# What Did He Buy?



## Stephanie Smithson (Apr 1, 2016)

It seems my father is really starting to take an interest in bicycle since restoring a Monark deluxe for him. Yesterday he pulled up to my house and showed me these 4 tricycles he just purchased. I know nothing about trikes can anyone help me out? Let's just start with 2....the green one is an EVANS. Any idea of year/value? History? Second up close pic is an Colston. Seems to be the oldest in the fleet? Year/value? He paid $325 for all 4, I don't even know if that was a deal or not.


----------



## Dan the bike man (Apr 19, 2016)

He paid way too much. Trikes are hard to sell. They look like 50's and 1960's. I'd say $100-$200 for the 4 tops.


----------



## bricycle (Apr 19, 2016)

we all paid too much when we first started in the hobby. He liked them and he bought them. That's what it's all about!


----------



## Intense One (Apr 19, 2016)

Stephanie Smithson said:


> View attachment 300803 View attachment 300800 View attachment 300799 View attachment 300795 View attachment 300796 It seems my father is really starting to take an interest in bicycle since restoring a Monark deluxe for him. Yesterday he pulled up to my house and showed me these 4 tricycles he just purchased. I know nothing about trikes can anyone help me out? Let's just start with 2....the green one is an EVANS. Any idea of year/value? History? Second up close pic is an Colston. Seems to be the oldest in the fleet? Year/value? He paid $325 for all 4, I don't even know if that was a deal or not.



I think your father should become part of the CABE, too.  Guess he just buys them and you do the research!


----------



## Stephanie Smithson (Apr 22, 2016)

Intense One said:


> I think your father should become part of the CABE, too.  Guess he just buys them and you do the research!

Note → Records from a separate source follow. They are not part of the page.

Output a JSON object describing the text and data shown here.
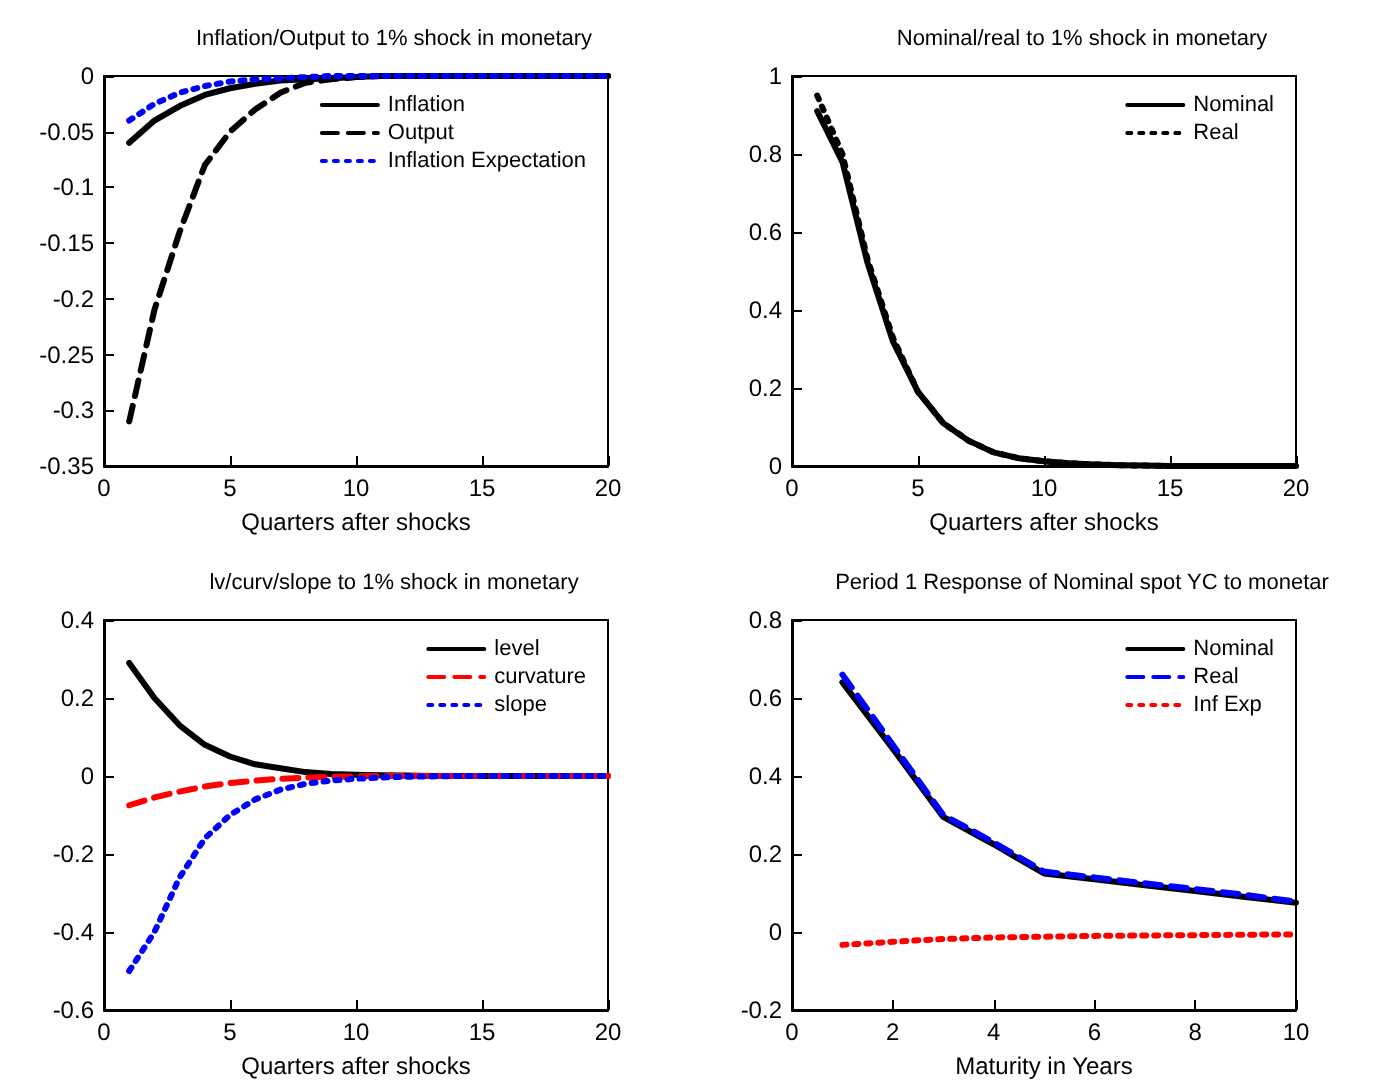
{
  "chart_data": [
    {
      "type": "line",
      "title": "Inflation/Output to 1% shock in monetary",
      "xlabel": "Quarters after shocks",
      "x": [
        1,
        2,
        3,
        4,
        5,
        6,
        7,
        8,
        9,
        10,
        11,
        12,
        13,
        14,
        15,
        16,
        17,
        18,
        19,
        20
      ],
      "xlim": [
        0,
        20
      ],
      "xticks": [
        0,
        5,
        10,
        15,
        20
      ],
      "ylim": [
        -0.35,
        0
      ],
      "yticks": [
        -0.35,
        -0.3,
        -0.25,
        -0.2,
        -0.15,
        -0.1,
        -0.05,
        0
      ],
      "grid": false,
      "legend": "top right",
      "marker": "none",
      "series": [
        {
          "name": "Inflation",
          "color": "#000000",
          "line_style": "solid",
          "values": [
            -0.06,
            -0.04,
            -0.027,
            -0.017,
            -0.011,
            -0.007,
            -0.004,
            -0.003,
            -0.002,
            -0.001,
            0,
            0,
            0,
            0,
            0,
            0,
            0,
            0,
            0,
            0
          ]
        },
        {
          "name": "Output",
          "color": "#000000",
          "line_style": "dashed",
          "values": [
            -0.31,
            -0.21,
            -0.14,
            -0.08,
            -0.05,
            -0.03,
            -0.015,
            -0.006,
            -0.003,
            -0.001,
            0,
            0,
            0,
            0,
            0,
            0,
            0,
            0,
            0,
            0
          ]
        },
        {
          "name": "Inflation Expectation",
          "color": "#0000ff",
          "line_style": "dotted",
          "values": [
            -0.04,
            -0.025,
            -0.015,
            -0.009,
            -0.005,
            -0.003,
            -0.002,
            -0.001,
            0,
            0,
            0,
            0,
            0,
            0,
            0,
            0,
            0,
            0,
            0,
            0
          ]
        }
      ]
    },
    {
      "type": "line",
      "title": "Nominal/real to 1% shock in monetary",
      "xlabel": "Quarters after shocks",
      "x": [
        1,
        2,
        3,
        4,
        5,
        6,
        7,
        8,
        9,
        10,
        11,
        12,
        13,
        14,
        15,
        16,
        17,
        18,
        19,
        20
      ],
      "xlim": [
        0,
        20
      ],
      "xticks": [
        0,
        5,
        10,
        15,
        20
      ],
      "ylim": [
        0,
        1
      ],
      "yticks": [
        0,
        0.2,
        0.4,
        0.6,
        0.8,
        1
      ],
      "grid": false,
      "legend": "top right",
      "marker": "none",
      "series": [
        {
          "name": "Nominal",
          "color": "#000000",
          "line_style": "solid",
          "values": [
            0.91,
            0.78,
            0.52,
            0.32,
            0.19,
            0.11,
            0.065,
            0.035,
            0.02,
            0.012,
            0.007,
            0.004,
            0.002,
            0.001,
            0,
            0,
            0,
            0,
            0,
            0
          ]
        },
        {
          "name": "Real",
          "color": "#000000",
          "line_style": "dotted",
          "values": [
            0.95,
            0.8,
            0.53,
            0.33,
            0.19,
            0.11,
            0.065,
            0.035,
            0.02,
            0.012,
            0.007,
            0.004,
            0.002,
            0.001,
            0,
            0,
            0,
            0,
            0,
            0
          ]
        }
      ]
    },
    {
      "type": "line",
      "title": "lv/curv/slope to 1% shock in monetary",
      "xlabel": "Quarters after shocks",
      "x": [
        1,
        2,
        3,
        4,
        5,
        6,
        7,
        8,
        9,
        10,
        11,
        12,
        13,
        14,
        15,
        16,
        17,
        18,
        19,
        20
      ],
      "xlim": [
        0,
        20
      ],
      "xticks": [
        0,
        5,
        10,
        15,
        20
      ],
      "ylim": [
        -0.6,
        0.4
      ],
      "yticks": [
        -0.6,
        -0.4,
        -0.2,
        0,
        0.2,
        0.4
      ],
      "grid": false,
      "legend": "top right",
      "marker": "none",
      "series": [
        {
          "name": "level",
          "color": "#000000",
          "line_style": "solid",
          "values": [
            0.29,
            0.2,
            0.13,
            0.08,
            0.05,
            0.03,
            0.02,
            0.01,
            0.005,
            0.003,
            0.002,
            0.001,
            0,
            0,
            0,
            0,
            0,
            0,
            0,
            0
          ]
        },
        {
          "name": "curvature",
          "color": "#ff0000",
          "line_style": "dashed",
          "values": [
            -0.075,
            -0.055,
            -0.04,
            -0.027,
            -0.018,
            -0.012,
            -0.007,
            -0.004,
            -0.002,
            -0.001,
            0,
            0,
            0,
            0,
            0,
            0,
            0,
            0,
            0,
            0
          ]
        },
        {
          "name": "slope",
          "color": "#0000ff",
          "line_style": "dotted",
          "values": [
            -0.5,
            -0.4,
            -0.26,
            -0.16,
            -0.1,
            -0.06,
            -0.035,
            -0.02,
            -0.012,
            -0.007,
            -0.004,
            -0.002,
            -0.001,
            0,
            0,
            0,
            0,
            0,
            0,
            0
          ]
        }
      ]
    },
    {
      "type": "line",
      "title": "Period 1 Response of Nominal spot YC to monetar",
      "xlabel": "Maturity in Years",
      "x": [
        1,
        2,
        3,
        4,
        5,
        6,
        7,
        8,
        9,
        10
      ],
      "xlim": [
        0,
        10
      ],
      "xticks": [
        0,
        2,
        4,
        6,
        8,
        10
      ],
      "ylim": [
        -0.2,
        0.8
      ],
      "yticks": [
        -0.2,
        0,
        0.2,
        0.4,
        0.6,
        0.8
      ],
      "grid": false,
      "legend": "top right",
      "marker": "none",
      "series": [
        {
          "name": "Nominal",
          "color": "#000000",
          "line_style": "solid",
          "values": [
            0.64,
            0.47,
            0.295,
            0.225,
            0.15,
            0.135,
            0.12,
            0.105,
            0.09,
            0.075
          ]
        },
        {
          "name": "Real",
          "color": "#0000ff",
          "line_style": "dashed",
          "values": [
            0.66,
            0.48,
            0.3,
            0.23,
            0.155,
            0.14,
            0.125,
            0.11,
            0.095,
            0.078
          ]
        },
        {
          "name": "Inf Exp",
          "color": "#ff0000",
          "line_style": "dotted",
          "values": [
            -0.033,
            -0.025,
            -0.018,
            -0.014,
            -0.012,
            -0.01,
            -0.009,
            -0.008,
            -0.007,
            -0.006
          ]
        }
      ]
    }
  ]
}
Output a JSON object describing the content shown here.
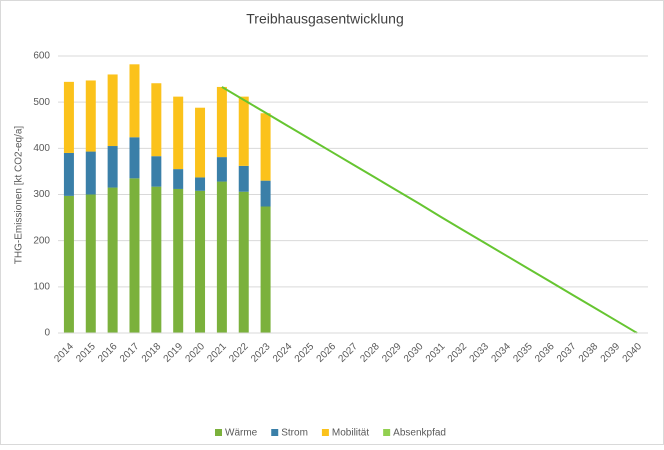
{
  "chart_data": {
    "type": "bar",
    "title": "Treibhausgasentwicklung",
    "y_label": "THG-Emissionen [kt CO2-eq/a]",
    "categories": [
      "2014",
      "2015",
      "2016",
      "2017",
      "2018",
      "2019",
      "2020",
      "2021",
      "2022",
      "2023",
      "2024",
      "2025",
      "2026",
      "2027",
      "2028",
      "2029",
      "2030",
      "2031",
      "2032",
      "2033",
      "2034",
      "2035",
      "2036",
      "2037",
      "2038",
      "2039",
      "2040"
    ],
    "series": [
      {
        "name": "Wärme",
        "type": "bar",
        "color": "#7bb13c",
        "values": [
          297,
          300,
          315,
          335,
          317,
          312,
          308,
          328,
          306,
          274,
          null,
          null,
          null,
          null,
          null,
          null,
          null,
          null,
          null,
          null,
          null,
          null,
          null,
          null,
          null,
          null,
          null
        ]
      },
      {
        "name": "Strom",
        "type": "bar",
        "color": "#3a7fa8",
        "values": [
          93,
          93,
          90,
          89,
          66,
          43,
          29,
          53,
          56,
          56,
          null,
          null,
          null,
          null,
          null,
          null,
          null,
          null,
          null,
          null,
          null,
          null,
          null,
          null,
          null,
          null,
          null
        ]
      },
      {
        "name": "Mobilität",
        "type": "bar",
        "color": "#fbc21b",
        "values": [
          154,
          154,
          155,
          158,
          158,
          157,
          151,
          152,
          150,
          146,
          null,
          null,
          null,
          null,
          null,
          null,
          null,
          null,
          null,
          null,
          null,
          null,
          null,
          null,
          null,
          null,
          null
        ]
      },
      {
        "name": "Absenkpfad",
        "type": "line",
        "color": "#66c531",
        "values": [
          null,
          null,
          null,
          null,
          null,
          null,
          null,
          533,
          505,
          477,
          449,
          421,
          393,
          365,
          337,
          309,
          281,
          252,
          224,
          196,
          168,
          140,
          112,
          84,
          56,
          28,
          0
        ]
      }
    ],
    "ylim": [
      0,
      600
    ],
    "yticks": [
      0,
      100,
      200,
      300,
      400,
      500,
      600
    ],
    "grid": true,
    "legend": "bottom"
  }
}
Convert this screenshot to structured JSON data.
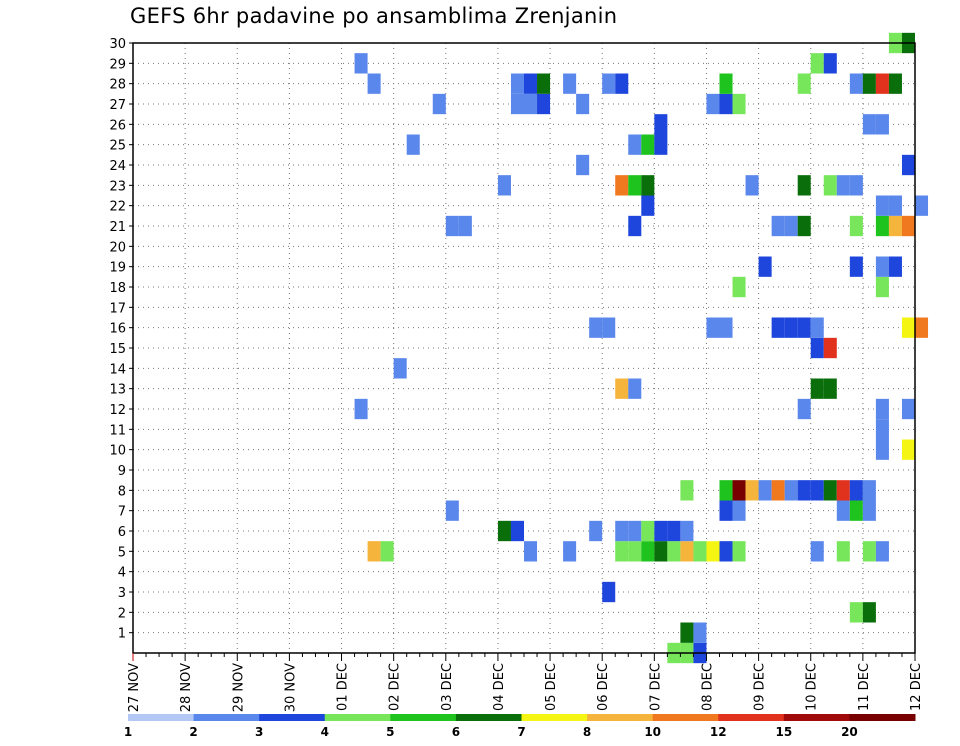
{
  "chart_data": {
    "type": "heatmap",
    "title": "GEFS 6hr padavine po ansamblima Zrenjanin",
    "x_tick_labels": [
      "27 NOV",
      "28 NOV",
      "29 NOV",
      "30 NOV",
      "01 DEC",
      "02 DEC",
      "03 DEC",
      "04 DEC",
      "05 DEC",
      "06 DEC",
      "07 DEC",
      "08 DEC",
      "09 DEC",
      "10 DEC",
      "11 DEC",
      "12 DEC"
    ],
    "y_tick_labels": [
      "1",
      "2",
      "3",
      "4",
      "5",
      "6",
      "7",
      "8",
      "9",
      "10",
      "11",
      "12",
      "13",
      "14",
      "15",
      "16",
      "17",
      "18",
      "19",
      "20",
      "21",
      "22",
      "23",
      "24",
      "25",
      "26",
      "27",
      "28",
      "29",
      "30"
    ],
    "x_unit": "6-hour step (4 steps per day)",
    "x_range": [
      0,
      60
    ],
    "y_range": [
      0,
      30
    ],
    "grid": true,
    "legend": {
      "placement": "bottom",
      "labels": [
        "1",
        "2",
        "3",
        "4",
        "5",
        "6",
        "7",
        "8",
        "10",
        "12",
        "15",
        "20"
      ],
      "colors": [
        "#b4c8f5",
        "#5a87eb",
        "#1e46dc",
        "#78e65a",
        "#1ec31e",
        "#0a6e0a",
        "#f5f514",
        "#f5b43c",
        "#f0781e",
        "#e1321e",
        "#a00a0a",
        "#780000"
      ]
    },
    "cells": [
      [
        41.5,
        0,
        3
      ],
      [
        42.5,
        0,
        3
      ],
      [
        43.5,
        0,
        2
      ],
      [
        42.5,
        1,
        5
      ],
      [
        43.5,
        1,
        1
      ],
      [
        55.5,
        2,
        3
      ],
      [
        56.5,
        2,
        5
      ],
      [
        36.5,
        3,
        2
      ],
      [
        18.5,
        5,
        7
      ],
      [
        19.5,
        5,
        3
      ],
      [
        30.5,
        5,
        1
      ],
      [
        33.5,
        5,
        1
      ],
      [
        37.5,
        5,
        3
      ],
      [
        38.5,
        5,
        3
      ],
      [
        39.5,
        5,
        4
      ],
      [
        40.5,
        5,
        5
      ],
      [
        41.5,
        5,
        3
      ],
      [
        42.5,
        5,
        7
      ],
      [
        43.5,
        5,
        3
      ],
      [
        44.5,
        5,
        6
      ],
      [
        45.5,
        5,
        2
      ],
      [
        46.5,
        5,
        3
      ],
      [
        52.5,
        5,
        1
      ],
      [
        54.5,
        5,
        3
      ],
      [
        56.5,
        5,
        3
      ],
      [
        57.5,
        5,
        1
      ],
      [
        28.5,
        6,
        5
      ],
      [
        29.5,
        6,
        2
      ],
      [
        35.5,
        6,
        1
      ],
      [
        37.5,
        6,
        1
      ],
      [
        38.5,
        6,
        1
      ],
      [
        39.5,
        6,
        3
      ],
      [
        40.5,
        6,
        2
      ],
      [
        41.5,
        6,
        2
      ],
      [
        42.5,
        6,
        1
      ],
      [
        24.5,
        7,
        1
      ],
      [
        45.5,
        7,
        2
      ],
      [
        46.5,
        7,
        1
      ],
      [
        54.5,
        7,
        1
      ],
      [
        55.5,
        7,
        4
      ],
      [
        56.5,
        7,
        1
      ],
      [
        42.5,
        8,
        3
      ],
      [
        45.5,
        8,
        4
      ],
      [
        46.5,
        8,
        11
      ],
      [
        47.5,
        8,
        7
      ],
      [
        48.5,
        8,
        1
      ],
      [
        49.5,
        8,
        8
      ],
      [
        50.5,
        8,
        1
      ],
      [
        51.5,
        8,
        2
      ],
      [
        52.5,
        8,
        2
      ],
      [
        53.5,
        8,
        5
      ],
      [
        54.5,
        8,
        9
      ],
      [
        55.5,
        8,
        2
      ],
      [
        56.5,
        8,
        1
      ],
      [
        57.5,
        10,
        1
      ],
      [
        59.5,
        10,
        6
      ],
      [
        57.5,
        11,
        1
      ],
      [
        57.5,
        12,
        1
      ],
      [
        17.5,
        12,
        1
      ],
      [
        51.5,
        12,
        1
      ],
      [
        59.5,
        12,
        1
      ],
      [
        37.5,
        13,
        7
      ],
      [
        38.5,
        13,
        1
      ],
      [
        52.5,
        13,
        5
      ],
      [
        53.5,
        13,
        5
      ],
      [
        20.5,
        14,
        1
      ],
      [
        52.5,
        15,
        2
      ],
      [
        53.5,
        15,
        9
      ],
      [
        35.5,
        16,
        1
      ],
      [
        36.5,
        16,
        1
      ],
      [
        44.5,
        16,
        1
      ],
      [
        45.5,
        16,
        1
      ],
      [
        49.5,
        16,
        2
      ],
      [
        50.5,
        16,
        2
      ],
      [
        51.5,
        16,
        2
      ],
      [
        52.5,
        16,
        1
      ],
      [
        59.5,
        16,
        6
      ],
      [
        60.5,
        16,
        8
      ],
      [
        46.5,
        18,
        3
      ],
      [
        57.5,
        18,
        3
      ],
      [
        48.5,
        19,
        2
      ],
      [
        55.5,
        19,
        2
      ],
      [
        57.5,
        19,
        1
      ],
      [
        58.5,
        19,
        2
      ],
      [
        24.5,
        21,
        1
      ],
      [
        25.5,
        21,
        1
      ],
      [
        38.5,
        21,
        2
      ],
      [
        49.5,
        21,
        1
      ],
      [
        50.5,
        21,
        1
      ],
      [
        51.5,
        21,
        5
      ],
      [
        55.5,
        21,
        3
      ],
      [
        57.5,
        21,
        4
      ],
      [
        58.5,
        21,
        7
      ],
      [
        59.5,
        21,
        8
      ],
      [
        39.5,
        22,
        2
      ],
      [
        57.5,
        22,
        1
      ],
      [
        58.5,
        22,
        1
      ],
      [
        60.5,
        22,
        1
      ],
      [
        28.5,
        23,
        1
      ],
      [
        37.5,
        23,
        8
      ],
      [
        38.5,
        23,
        4
      ],
      [
        39.5,
        23,
        5
      ],
      [
        47.5,
        23,
        1
      ],
      [
        51.5,
        23,
        5
      ],
      [
        53.5,
        23,
        3
      ],
      [
        54.5,
        23,
        1
      ],
      [
        55.5,
        23,
        1
      ],
      [
        34.5,
        24,
        1
      ],
      [
        59.5,
        24,
        2
      ],
      [
        21.5,
        25,
        1
      ],
      [
        38.5,
        25,
        1
      ],
      [
        39.5,
        25,
        4
      ],
      [
        40.5,
        25,
        2
      ],
      [
        40.5,
        26,
        2
      ],
      [
        56.5,
        26,
        1
      ],
      [
        57.5,
        26,
        1
      ],
      [
        23.5,
        27,
        1
      ],
      [
        29.5,
        27,
        1
      ],
      [
        30.5,
        27,
        1
      ],
      [
        31.5,
        27,
        2
      ],
      [
        34.5,
        27,
        1
      ],
      [
        44.5,
        27,
        1
      ],
      [
        45.5,
        27,
        2
      ],
      [
        46.5,
        27,
        3
      ],
      [
        18.5,
        28,
        1
      ],
      [
        29.5,
        28,
        1
      ],
      [
        30.5,
        28,
        2
      ],
      [
        31.5,
        28,
        5
      ],
      [
        33.5,
        28,
        1
      ],
      [
        36.5,
        28,
        1
      ],
      [
        37.5,
        28,
        2
      ],
      [
        45.5,
        28,
        4
      ],
      [
        51.5,
        28,
        3
      ],
      [
        55.5,
        28,
        1
      ],
      [
        56.5,
        28,
        5
      ],
      [
        57.5,
        28,
        9
      ],
      [
        58.5,
        28,
        5
      ],
      [
        17.5,
        29,
        1
      ],
      [
        52.5,
        29,
        3
      ],
      [
        53.5,
        29,
        2
      ],
      [
        58.5,
        30,
        3
      ],
      [
        59.5,
        30,
        5
      ]
    ]
  }
}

That's pretty much it. I will say that he is def into bikes at the moment. I have spent more time with him the last 6 months because of bikes than I prob have the last 10 years. My kids are even involved now because he got them each a stingray (lucky little devils). Only kids I know that ride 68 stingrays around the neighborhood and they love it! So does papa .


----------